What stands out to me is that UBS and the SNB keep buying regardless. A $1.12 billion position and a $138 million position from institutions that weren’t built to speculate suggest that conviction around MSTR as a Bitcoin proxy has deepened faster than the risks around the “never sell” reversal have spread. For now, institutional demand is absorbing the philosophical shift without hesitation.

I think the market is underestimating K Wave’s significance as a leading indicator. Every company that exits the Bitcoin treasury model under pressure reveals something about how fragile the 2025 cohort of adopters actually was. The survivors will be the ones with genuine capital market infrastructure — preferred equity programs, diversified investor bases, and the operational capacity to issue and redeploy capital continuously. K Wave had none of those things. Most of the 2025 cohort doesn’t either.

6. What to Watch Next Week

•      Metaplanet Q1 Earnings — First quarter earnings report to be announced on May 13, 2026. Keep an eye out for any clues regarding developments of the progress of preferred shares such as MARS and MERCURY.

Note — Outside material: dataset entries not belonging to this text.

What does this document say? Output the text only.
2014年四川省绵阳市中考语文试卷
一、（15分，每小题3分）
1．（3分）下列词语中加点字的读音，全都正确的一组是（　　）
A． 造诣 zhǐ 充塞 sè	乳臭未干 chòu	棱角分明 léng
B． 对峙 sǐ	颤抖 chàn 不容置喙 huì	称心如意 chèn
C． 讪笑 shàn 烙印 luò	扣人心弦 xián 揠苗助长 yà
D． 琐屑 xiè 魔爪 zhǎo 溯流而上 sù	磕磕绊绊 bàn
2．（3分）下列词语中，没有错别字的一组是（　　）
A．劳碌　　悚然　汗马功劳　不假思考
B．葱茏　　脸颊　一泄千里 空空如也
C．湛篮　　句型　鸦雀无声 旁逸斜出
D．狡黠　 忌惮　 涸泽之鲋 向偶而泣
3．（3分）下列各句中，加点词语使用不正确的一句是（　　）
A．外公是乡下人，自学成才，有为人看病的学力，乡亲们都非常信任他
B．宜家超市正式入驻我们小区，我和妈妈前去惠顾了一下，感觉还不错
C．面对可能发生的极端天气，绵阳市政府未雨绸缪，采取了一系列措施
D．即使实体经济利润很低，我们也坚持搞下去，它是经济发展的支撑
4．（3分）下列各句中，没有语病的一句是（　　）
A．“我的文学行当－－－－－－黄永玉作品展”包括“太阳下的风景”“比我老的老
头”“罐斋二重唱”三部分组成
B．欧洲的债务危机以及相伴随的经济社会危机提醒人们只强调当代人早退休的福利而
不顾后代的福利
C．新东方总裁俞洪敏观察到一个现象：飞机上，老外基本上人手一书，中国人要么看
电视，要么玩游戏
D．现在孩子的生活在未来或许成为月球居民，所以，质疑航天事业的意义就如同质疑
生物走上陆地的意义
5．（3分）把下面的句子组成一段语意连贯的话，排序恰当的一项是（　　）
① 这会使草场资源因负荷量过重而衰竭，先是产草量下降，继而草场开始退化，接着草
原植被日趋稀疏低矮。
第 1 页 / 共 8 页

•      UBS next 13F filing — at $1.12 billion and growing, UBS’s MSTR position is now large enough to be a market signal in its own right. Any further increase would confirm European TradFi conviction. A reduction would deserve scrutiny.

•      Bitcoin price trajectory — Strategy’s average cost basis sits at $75,537 per coin. As of early May, the market value stood at approximately $64.14 billion against a cost of $61.81 billion (Yahoo Finance) — a thin cushion. A sustained move above $85,000 opens the door to new MSTR equity issuance at elevated mNAV. A move back below $72,000 would compress the cushion and likely delay new preferred issuance.

Bitcoin Treasury Weekly is published every Friday. Nothing in this article constitutes financial advice. All data sourced from public company filings and verified media reports as of May 9, 2026.